/i/Başıma Geldi

Hayatta başınıza gelenlerden ibaret değil midir?
  1. 26.
    +2
    bitmişti.
    bütün bunları anlattıktan sonra sustu deniz. hikayedeki kız karşımdaki deniz olabilir miydi gerçekten?

    - sonra ne oldu?
    - daha sonra anlatacağım. yarın sabah seninle bir yere gideceğiz.
    - nereye?
    - gidince görürsün, bugünlük bu kadar.

    hesabı ödedi. oturduğum yerden kalkamamıştım hala.

    - gelmiyor musun?

    güçlükle kalkarak yürümeye başladım yanında.

    - insanları öldürmeye babanla başladın demek?

    cevap vermedi. bu sefer onun istediği gibi yürümeyecekti muhabbet.

    - anlatsana deniz, normal bir şey olduğunu mu sanıyorsun bunların?
    - bir normaldir tutturmuş gidiyorsun. yarın senin normal algını değiştireceğim belki böylece kafa ütüleyemi bırakırsın.

    hızlanarak beni geçti. hafifçe koşarak yanına ulaştım tekrar.

    - bütün bunları polise anlatmayacağımı nerden biliyorsun?
    - doruk'u öldürdüğünü polisin bilmesini istemezsin değil mi?
    - ne saçmalıyorsun?
    - parmak izlerin, terin, saçların... maalesef bayıldığın anda bunları almak pek kolay oldu. eh doruk'un cesedinin de bir yere gitmeye acelesi olmadığına göre şahitlik yapabilir pekala.

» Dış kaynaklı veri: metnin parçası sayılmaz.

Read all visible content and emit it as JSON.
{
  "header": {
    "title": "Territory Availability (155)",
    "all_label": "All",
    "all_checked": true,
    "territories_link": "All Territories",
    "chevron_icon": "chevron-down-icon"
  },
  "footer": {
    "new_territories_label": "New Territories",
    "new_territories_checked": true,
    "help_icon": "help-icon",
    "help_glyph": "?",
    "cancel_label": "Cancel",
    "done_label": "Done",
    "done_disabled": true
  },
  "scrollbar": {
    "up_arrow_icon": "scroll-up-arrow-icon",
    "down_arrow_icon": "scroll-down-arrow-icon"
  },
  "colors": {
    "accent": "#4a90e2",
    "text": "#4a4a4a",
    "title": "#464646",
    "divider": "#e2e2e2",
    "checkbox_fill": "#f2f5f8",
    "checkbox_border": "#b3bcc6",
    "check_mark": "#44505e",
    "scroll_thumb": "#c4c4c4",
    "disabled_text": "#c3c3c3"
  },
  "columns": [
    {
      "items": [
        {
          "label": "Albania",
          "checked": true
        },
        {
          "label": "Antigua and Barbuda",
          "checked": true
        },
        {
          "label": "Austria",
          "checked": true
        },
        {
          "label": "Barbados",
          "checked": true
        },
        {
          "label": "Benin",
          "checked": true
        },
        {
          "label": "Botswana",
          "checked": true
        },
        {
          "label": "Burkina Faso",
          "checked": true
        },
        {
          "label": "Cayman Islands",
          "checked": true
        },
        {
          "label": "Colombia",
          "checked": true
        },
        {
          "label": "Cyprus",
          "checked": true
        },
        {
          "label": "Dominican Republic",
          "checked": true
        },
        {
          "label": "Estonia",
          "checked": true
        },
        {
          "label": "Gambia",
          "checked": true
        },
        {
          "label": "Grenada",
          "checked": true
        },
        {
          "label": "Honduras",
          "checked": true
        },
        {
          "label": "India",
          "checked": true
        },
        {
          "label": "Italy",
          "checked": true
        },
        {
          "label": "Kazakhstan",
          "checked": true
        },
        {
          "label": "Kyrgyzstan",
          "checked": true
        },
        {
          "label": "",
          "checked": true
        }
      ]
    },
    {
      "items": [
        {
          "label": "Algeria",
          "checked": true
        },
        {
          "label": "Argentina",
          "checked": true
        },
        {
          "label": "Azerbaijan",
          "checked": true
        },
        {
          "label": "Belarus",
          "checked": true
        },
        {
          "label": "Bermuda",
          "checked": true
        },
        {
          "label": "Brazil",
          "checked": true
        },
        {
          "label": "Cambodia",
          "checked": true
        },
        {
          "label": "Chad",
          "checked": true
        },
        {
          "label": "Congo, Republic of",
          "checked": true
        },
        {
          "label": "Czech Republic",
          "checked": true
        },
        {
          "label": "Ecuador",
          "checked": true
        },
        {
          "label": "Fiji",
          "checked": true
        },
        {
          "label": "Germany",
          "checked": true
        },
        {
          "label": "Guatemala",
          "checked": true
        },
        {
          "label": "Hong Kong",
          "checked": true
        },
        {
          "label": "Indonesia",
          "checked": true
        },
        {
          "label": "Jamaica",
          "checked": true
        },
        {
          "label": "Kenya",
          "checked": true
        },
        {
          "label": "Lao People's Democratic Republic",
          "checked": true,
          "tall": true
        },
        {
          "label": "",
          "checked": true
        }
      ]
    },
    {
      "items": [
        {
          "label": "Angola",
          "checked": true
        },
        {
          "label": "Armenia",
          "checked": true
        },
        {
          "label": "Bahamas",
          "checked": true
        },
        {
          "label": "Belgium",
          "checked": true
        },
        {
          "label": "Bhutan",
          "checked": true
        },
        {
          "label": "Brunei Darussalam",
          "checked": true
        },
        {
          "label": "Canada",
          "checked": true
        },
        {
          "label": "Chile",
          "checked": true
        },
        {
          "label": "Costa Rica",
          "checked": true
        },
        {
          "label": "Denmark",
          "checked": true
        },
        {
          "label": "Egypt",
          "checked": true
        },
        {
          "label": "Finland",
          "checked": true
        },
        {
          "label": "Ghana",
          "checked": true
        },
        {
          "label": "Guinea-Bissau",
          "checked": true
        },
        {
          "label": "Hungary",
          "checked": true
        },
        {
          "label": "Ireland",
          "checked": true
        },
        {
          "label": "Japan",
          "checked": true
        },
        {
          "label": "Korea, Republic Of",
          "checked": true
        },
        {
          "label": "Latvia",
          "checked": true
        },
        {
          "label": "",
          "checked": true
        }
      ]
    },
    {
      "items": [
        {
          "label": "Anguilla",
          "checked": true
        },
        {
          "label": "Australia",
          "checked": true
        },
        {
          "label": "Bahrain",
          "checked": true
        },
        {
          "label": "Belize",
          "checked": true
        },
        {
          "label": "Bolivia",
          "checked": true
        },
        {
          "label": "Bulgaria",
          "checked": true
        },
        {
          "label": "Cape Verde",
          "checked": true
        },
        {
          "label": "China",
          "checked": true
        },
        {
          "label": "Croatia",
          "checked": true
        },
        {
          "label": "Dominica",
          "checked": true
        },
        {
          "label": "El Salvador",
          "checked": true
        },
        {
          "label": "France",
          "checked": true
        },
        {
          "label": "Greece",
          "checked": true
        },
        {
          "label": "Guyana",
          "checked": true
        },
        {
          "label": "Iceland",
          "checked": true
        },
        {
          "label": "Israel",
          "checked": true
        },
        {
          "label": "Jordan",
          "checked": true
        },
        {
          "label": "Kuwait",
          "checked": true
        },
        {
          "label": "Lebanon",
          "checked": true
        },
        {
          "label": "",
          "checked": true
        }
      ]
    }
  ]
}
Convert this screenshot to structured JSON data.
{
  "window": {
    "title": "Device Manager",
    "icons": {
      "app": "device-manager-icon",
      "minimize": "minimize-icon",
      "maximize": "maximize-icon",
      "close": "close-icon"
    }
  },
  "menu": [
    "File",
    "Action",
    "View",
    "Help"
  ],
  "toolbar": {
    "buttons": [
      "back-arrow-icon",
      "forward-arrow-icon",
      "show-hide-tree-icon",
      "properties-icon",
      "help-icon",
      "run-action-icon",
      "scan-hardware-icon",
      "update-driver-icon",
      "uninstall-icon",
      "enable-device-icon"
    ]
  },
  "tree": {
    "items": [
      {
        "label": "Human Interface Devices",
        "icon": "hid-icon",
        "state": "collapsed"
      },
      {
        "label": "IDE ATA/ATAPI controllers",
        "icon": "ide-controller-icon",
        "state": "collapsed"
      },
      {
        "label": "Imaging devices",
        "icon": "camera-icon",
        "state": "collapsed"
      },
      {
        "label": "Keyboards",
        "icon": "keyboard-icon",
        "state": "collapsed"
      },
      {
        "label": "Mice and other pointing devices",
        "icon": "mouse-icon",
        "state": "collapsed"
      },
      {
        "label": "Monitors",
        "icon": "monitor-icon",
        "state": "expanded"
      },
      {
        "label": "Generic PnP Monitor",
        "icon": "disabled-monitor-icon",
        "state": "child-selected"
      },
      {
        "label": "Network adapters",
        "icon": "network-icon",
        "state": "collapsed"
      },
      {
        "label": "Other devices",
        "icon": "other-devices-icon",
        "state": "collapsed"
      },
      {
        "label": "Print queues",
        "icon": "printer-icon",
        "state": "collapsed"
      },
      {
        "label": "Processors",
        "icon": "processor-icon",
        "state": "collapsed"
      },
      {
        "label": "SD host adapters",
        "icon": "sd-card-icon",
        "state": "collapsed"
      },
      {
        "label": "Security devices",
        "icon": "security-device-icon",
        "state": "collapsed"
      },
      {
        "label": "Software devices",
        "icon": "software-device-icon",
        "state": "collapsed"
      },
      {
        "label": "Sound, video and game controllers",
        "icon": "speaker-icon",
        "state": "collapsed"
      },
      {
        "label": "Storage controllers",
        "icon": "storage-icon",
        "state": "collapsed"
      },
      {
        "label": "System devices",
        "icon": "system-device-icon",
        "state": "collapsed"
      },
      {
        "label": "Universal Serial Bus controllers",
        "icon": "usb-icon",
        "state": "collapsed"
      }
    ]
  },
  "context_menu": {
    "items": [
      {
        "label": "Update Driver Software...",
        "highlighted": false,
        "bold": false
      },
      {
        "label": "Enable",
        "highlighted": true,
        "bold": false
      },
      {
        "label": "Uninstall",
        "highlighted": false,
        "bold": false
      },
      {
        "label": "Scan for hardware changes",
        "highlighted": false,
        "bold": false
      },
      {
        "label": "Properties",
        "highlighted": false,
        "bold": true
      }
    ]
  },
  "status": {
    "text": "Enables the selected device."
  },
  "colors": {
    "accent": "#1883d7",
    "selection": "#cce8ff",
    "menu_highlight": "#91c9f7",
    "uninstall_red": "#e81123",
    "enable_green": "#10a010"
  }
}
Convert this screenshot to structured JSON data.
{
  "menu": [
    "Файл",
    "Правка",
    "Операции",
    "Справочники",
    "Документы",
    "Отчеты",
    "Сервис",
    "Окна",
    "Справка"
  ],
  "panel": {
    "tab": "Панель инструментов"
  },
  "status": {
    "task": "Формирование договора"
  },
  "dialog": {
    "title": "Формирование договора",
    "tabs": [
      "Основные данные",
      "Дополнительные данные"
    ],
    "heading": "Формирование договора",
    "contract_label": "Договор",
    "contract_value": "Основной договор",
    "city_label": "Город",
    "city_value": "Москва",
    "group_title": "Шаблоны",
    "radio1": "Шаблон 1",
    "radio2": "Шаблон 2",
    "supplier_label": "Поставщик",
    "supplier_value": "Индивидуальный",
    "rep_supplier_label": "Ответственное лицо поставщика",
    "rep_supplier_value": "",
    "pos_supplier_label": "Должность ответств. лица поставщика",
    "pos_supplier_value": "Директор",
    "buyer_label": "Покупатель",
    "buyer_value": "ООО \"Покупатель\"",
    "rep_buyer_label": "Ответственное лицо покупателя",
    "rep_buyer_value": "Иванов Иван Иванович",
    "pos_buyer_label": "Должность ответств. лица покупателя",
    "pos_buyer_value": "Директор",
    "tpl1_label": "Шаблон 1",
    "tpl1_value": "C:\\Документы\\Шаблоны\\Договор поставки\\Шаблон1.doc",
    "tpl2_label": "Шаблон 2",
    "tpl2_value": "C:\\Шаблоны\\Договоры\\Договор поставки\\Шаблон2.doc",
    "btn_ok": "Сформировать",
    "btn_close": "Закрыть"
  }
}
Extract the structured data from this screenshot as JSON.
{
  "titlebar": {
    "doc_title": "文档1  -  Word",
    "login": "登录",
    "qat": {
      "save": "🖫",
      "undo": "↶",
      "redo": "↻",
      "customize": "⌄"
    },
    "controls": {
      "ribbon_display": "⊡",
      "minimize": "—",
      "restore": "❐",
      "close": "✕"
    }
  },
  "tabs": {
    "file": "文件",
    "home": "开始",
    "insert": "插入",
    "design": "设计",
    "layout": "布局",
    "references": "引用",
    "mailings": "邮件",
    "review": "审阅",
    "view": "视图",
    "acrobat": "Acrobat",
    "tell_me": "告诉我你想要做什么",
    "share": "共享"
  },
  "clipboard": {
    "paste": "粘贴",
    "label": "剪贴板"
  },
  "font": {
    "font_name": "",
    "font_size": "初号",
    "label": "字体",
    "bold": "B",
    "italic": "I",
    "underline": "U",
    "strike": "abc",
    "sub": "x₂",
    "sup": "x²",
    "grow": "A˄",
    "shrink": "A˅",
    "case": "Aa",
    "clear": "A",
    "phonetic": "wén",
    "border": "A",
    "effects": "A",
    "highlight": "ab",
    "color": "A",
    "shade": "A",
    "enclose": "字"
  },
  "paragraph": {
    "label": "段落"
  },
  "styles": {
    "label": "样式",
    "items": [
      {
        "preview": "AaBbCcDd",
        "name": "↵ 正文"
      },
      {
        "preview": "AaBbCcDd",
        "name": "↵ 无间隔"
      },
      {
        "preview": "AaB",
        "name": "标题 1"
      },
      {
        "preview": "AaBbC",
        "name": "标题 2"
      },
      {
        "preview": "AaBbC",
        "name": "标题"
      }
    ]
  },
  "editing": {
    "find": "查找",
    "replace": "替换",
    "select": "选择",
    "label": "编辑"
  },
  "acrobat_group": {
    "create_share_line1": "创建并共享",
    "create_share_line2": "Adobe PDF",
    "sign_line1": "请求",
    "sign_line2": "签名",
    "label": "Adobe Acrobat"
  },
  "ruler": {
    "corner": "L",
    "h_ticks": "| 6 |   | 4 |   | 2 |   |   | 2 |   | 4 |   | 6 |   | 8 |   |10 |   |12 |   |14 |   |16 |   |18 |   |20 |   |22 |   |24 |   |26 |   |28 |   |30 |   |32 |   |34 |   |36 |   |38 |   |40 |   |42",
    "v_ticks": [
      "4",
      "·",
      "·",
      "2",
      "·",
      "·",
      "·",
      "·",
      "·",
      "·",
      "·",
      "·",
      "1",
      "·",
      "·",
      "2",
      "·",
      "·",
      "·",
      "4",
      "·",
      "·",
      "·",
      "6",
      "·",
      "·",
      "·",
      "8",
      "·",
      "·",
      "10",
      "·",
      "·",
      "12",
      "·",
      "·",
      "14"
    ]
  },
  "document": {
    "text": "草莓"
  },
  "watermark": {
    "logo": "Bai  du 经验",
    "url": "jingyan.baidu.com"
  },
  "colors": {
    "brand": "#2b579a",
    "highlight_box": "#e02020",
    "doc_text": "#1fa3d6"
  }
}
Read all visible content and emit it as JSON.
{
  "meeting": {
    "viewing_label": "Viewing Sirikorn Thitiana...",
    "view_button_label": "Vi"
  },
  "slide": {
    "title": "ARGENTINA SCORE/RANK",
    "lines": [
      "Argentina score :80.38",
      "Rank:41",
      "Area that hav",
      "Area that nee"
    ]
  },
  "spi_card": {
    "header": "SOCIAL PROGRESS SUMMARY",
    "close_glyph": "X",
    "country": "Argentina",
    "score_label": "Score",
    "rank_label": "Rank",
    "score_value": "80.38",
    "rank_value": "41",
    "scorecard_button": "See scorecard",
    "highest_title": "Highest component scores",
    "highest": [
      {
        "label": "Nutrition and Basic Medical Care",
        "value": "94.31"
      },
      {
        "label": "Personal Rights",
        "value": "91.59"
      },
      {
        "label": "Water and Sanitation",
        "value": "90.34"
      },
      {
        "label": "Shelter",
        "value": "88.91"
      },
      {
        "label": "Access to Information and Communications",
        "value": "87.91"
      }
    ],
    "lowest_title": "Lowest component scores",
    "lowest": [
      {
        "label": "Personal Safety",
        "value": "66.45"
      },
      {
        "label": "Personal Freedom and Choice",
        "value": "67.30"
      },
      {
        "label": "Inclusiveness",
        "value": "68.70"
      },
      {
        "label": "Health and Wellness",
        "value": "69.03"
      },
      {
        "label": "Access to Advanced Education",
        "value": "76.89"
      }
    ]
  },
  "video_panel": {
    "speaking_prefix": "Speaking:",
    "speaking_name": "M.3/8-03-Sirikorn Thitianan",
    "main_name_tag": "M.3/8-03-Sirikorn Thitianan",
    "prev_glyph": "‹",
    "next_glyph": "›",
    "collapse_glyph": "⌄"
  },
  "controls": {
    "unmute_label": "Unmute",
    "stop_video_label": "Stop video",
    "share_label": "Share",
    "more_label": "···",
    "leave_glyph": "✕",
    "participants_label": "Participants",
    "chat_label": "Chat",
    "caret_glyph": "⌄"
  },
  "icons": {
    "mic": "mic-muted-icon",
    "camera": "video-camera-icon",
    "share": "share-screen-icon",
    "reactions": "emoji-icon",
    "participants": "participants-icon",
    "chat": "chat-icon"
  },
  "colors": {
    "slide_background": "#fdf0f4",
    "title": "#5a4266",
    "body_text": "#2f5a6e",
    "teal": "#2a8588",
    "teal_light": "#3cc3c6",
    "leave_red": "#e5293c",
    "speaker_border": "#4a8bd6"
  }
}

    bir şeytanla yan yana yürüyordum...
    hiçbir şey söylemeden evimin sokağına saptım ve eve geçtim. üstümdekileri çıkarmadan yatağa uzanıp düşüncelere daldım. yarın ne gösterecekti bana deniz? babasını öldürdükten sonra hayatını nasıl yoluna koyabilmişti ayrıca? ve her şeyden önemlisi deniz gibi kaç kişi dolanıyordu sokaklarda?

    kabuslar içinde bölük pörçük bir uykuyla 9 gibi kalktım. zombi gibi hissediyordum kendimi, aç olmama rağmen iştahım yoktu. kahvemi yudumlarken telefonun çalmasıyla tüm bilişsel fonksiyonlarım yerine geldi. evet, bugün büyük gündü.

    - alo?
    - hazır mısın?
    - evet.
    - iyi 5 dakikaya geliyoruz.

    kapandı. " geliyoruz " da neydi?
    aşağı inip bir sigara yaktım. o anda köşeyi dönen lüks bir araba durdu önümde. içeri sigarayla girip girmeme tereddüdü yaşadıktan sonra içim parçalanarak veda ettim sigarama. arka kapı açıldı, deniz içerdeydi.

    - gel.

    girdim, şoförün kim olduğuna bakmak isterken hayal kırıklığına uğradım, zira arada bir bölme vardı.

    - arabayı kim kullanıyor?
    - ben de bilmiyorum.
    - nasıl ya?
    - fazla kişinin kimliğini bilmem ki.

    ne diyordu bu kız allah aşkına?
    nereye gidiyoruz peki?
    - gittiğimiz yeri de bilmiyorum.
    - ya sen benle dalga mı geçiyorsun?

    bunu söyledikten sonra aklıma absürd şekilde " salak yemin ederim gerizekalı bu çocuk " 'daki " ya sen beni niye çağırdın " repliği geldi aklıma...

    - karargah değişir sürekli, biz de bilmeyiz yerini çoğu zaman.
    - ne karargahı?
    - gideceğimiz yerde anlatılacak aykut sakin ol.
    - bana bak beni bulaştırma pis işlerine.
    - daha ne kadar bulaşabilirsin ki aykut?

    haklıydı. kendim istemiştim bu durumu...

    şehir dışına çıkmıştık artık. arada tek tük lüks villalar kurulmuştu, ormanlık arazinin kesilip özel mülk yapıldığı yerlerde. bu villalardan birinin önünde durdu araba. tadına doyamadığım sigaramı tekrar yakıp etrafı süzmeye başladım. o sırada şoför de arabadan indi.